Sandiford became prime minister in 1987 at the death in office of Errol Barrow, and two years after Tom Adams became the first sitting Barbadian prime minister to die in office. Adams was 53.
Sandiford was voted out in 1994 after losing a no-confidence motion amidst a faltering economy.
"I was sitting beside this leader and he just collapsed. It is a major problem and it is stress. The doctors can say what are the causes of death, but I know that a contributing factor in the life of a busy leader is stress," he said in 2000.
"I had to deal with problems at the highest levels and the weight of having to take decisions is what brings on the stress because when you have to take weighty decisions that is a weight on your shoulders, on your heart, your entire body. At budget times sometimes, I never used to sleep on those days leading up to the budget."
Managing the economy is the primary stress factor for any leader of a small country, Crispin Gregoire, the career diplomat and former ambassador to the United Nations, agrees.
"Pierre Charles was under a lot of pressure because the economy was bad," says Gregoire, who was close to Charles, who like Gregoire, was from Grand Bay.

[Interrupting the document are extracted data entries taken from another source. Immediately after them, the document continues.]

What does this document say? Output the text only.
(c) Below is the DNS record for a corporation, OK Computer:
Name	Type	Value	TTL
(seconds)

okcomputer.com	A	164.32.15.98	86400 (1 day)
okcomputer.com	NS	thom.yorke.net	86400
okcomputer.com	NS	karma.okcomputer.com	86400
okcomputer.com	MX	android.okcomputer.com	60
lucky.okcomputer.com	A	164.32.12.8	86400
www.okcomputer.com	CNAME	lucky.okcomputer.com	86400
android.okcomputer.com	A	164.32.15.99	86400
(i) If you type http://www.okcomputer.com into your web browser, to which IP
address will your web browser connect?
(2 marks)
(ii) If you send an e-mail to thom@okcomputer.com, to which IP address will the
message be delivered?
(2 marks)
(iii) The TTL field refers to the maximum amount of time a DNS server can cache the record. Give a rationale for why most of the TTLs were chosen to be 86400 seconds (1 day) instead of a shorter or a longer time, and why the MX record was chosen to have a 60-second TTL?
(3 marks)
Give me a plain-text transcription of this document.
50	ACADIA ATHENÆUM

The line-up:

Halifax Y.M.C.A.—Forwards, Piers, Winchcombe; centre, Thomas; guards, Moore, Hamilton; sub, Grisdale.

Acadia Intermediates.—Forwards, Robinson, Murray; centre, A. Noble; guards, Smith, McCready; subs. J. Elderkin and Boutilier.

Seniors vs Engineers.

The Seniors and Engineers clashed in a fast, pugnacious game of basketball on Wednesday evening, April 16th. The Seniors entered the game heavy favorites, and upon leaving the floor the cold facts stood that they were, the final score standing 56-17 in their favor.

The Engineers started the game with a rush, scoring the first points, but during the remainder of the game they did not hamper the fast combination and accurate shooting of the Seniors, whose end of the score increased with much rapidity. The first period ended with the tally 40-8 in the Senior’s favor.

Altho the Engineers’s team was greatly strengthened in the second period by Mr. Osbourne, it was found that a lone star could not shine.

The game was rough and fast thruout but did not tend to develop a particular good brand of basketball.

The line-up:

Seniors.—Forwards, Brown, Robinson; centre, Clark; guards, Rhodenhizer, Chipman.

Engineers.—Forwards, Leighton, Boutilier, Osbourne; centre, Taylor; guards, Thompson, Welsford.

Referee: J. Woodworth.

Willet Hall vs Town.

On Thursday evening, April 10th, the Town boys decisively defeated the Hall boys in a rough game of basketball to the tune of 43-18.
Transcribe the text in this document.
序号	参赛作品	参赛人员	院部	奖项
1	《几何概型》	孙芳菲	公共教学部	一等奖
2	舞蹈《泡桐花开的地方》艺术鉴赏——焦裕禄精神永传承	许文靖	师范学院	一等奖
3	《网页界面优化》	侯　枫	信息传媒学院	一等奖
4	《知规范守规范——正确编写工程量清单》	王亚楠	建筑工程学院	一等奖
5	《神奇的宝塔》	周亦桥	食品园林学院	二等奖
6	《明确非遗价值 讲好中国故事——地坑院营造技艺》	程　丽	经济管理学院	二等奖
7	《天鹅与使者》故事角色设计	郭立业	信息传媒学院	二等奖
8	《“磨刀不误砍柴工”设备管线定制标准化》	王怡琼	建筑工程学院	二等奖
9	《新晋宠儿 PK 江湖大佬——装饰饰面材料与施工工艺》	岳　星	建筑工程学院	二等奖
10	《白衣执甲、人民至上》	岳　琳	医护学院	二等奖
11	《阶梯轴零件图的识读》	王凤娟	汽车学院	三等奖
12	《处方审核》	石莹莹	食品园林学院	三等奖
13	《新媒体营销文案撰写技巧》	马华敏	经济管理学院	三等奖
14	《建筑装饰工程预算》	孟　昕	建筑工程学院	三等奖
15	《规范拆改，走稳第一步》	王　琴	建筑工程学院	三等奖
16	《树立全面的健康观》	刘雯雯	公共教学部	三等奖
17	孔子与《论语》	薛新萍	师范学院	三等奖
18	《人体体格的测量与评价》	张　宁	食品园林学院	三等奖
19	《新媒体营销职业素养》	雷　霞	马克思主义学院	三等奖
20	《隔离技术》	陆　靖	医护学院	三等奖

"At the top [of the list of stress factors] is the issue of unemployment and the economy. In Dominica's case the economy has been in decline," he adds, although he explains that Skerrit's ability to raise money has helped ease some of the pressure.
"I must say he has been remarkable in terms of raising money. That has helped to release a lot of the pressure that a lot of leaders face . . . The other thing is political support, and Skerrit doesn't have a problem there."
Eighteen years ago, Sandiford advised prime ministers to exercise daily and to have a healthy diet.
The need for regular exercise, as well as rest, never escaped Dr. Keith Mitchell, who has led Grenada since 1995, with the exception of the 2008 to 2013 period when he was leader of the opposition.
"I've heard Keith Mitchell say he takes a siesta every day. So he exercises in the morning and takes a siesta in the afternoon. Mitchell always says that was something passed on to him by [former Grenadian leader Eric] Gairy," Wickham says.
It is not entirely clear how Skerrit manages the stress that comes with the job, but Wickham guesses that "the fact that he's younger helps, and up to recently he was single, so he had a whole lot more time".
But he is not as young anymore, and the stories the pictures tell are glaring.